Stację od bieguna północnego dzieli ok 1,3 tys. km. Położona jest na końcu Billefiordu w zatoce Petunia. Składa się z budowanych niemal przez cały lipiec dwóch domków o powierzchni 10 m kw. każdy, oddalonych od siebie o 10 m.
- Do 2010 roku mieliśmy możliwość nocowania w starej traperskiej chatce, która jednak została nam odebrana - opowiada glacjolog z Wydziału Nauk Geograficznych i Geologicznych UAM, Jakub Małecki.- Przez pewien czas mieszkaliśmy w namiotach. Nowa stacja daje nam solidne cztery ściany, w których można spać, mamy tam ciepło i możemy w spokoju prowadzić badania - opisuje.
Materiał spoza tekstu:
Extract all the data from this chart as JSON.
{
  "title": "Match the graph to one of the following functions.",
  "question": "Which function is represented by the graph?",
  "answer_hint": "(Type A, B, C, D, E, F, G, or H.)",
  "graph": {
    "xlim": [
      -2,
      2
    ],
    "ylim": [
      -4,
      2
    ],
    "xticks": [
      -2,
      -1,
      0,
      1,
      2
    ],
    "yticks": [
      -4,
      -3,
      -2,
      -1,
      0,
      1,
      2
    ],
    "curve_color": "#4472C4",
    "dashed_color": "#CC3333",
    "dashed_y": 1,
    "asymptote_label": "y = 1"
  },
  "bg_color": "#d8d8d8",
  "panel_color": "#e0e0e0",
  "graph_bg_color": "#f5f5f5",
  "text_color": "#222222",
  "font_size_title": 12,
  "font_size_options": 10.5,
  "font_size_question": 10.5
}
Mieszkać i pracować w komfortowych warunkach
Naukowiec dodał, że w stacji polarnej może jednocześnie mieszkać i pracować, w dość komfortowych warunkach, aż ośmiu naukowców. - Nie będzie tam specjalnych wygód. Wystarczy nam miękkie łóżko z ciepłym śpiworem, stolik i miejsce na kuchenkę zasilaną gazem. Nie będzie też bieżącej wody. Będziemy ją czerpać z rzeczki, prąd będziemy mieli przez kilka godzin dziennie , wykorzystujemy do tego agregat prądotwórczy - wyjaśnił glacjolog.
Koszt wybudowania bazy wyniósł ok. 100 tys. złotych. Materiały niezbędne do budowy dostarczył do zatoki Petunia na początku lipca polski statek MS "Horyzont II". Poznańskie badania w tym rejonie prowadzone są od 1983 roku. Jak wyjaśnił Małecki, dotyczą one reakcji różnych składników systemu polarnego na zmianę klimatu.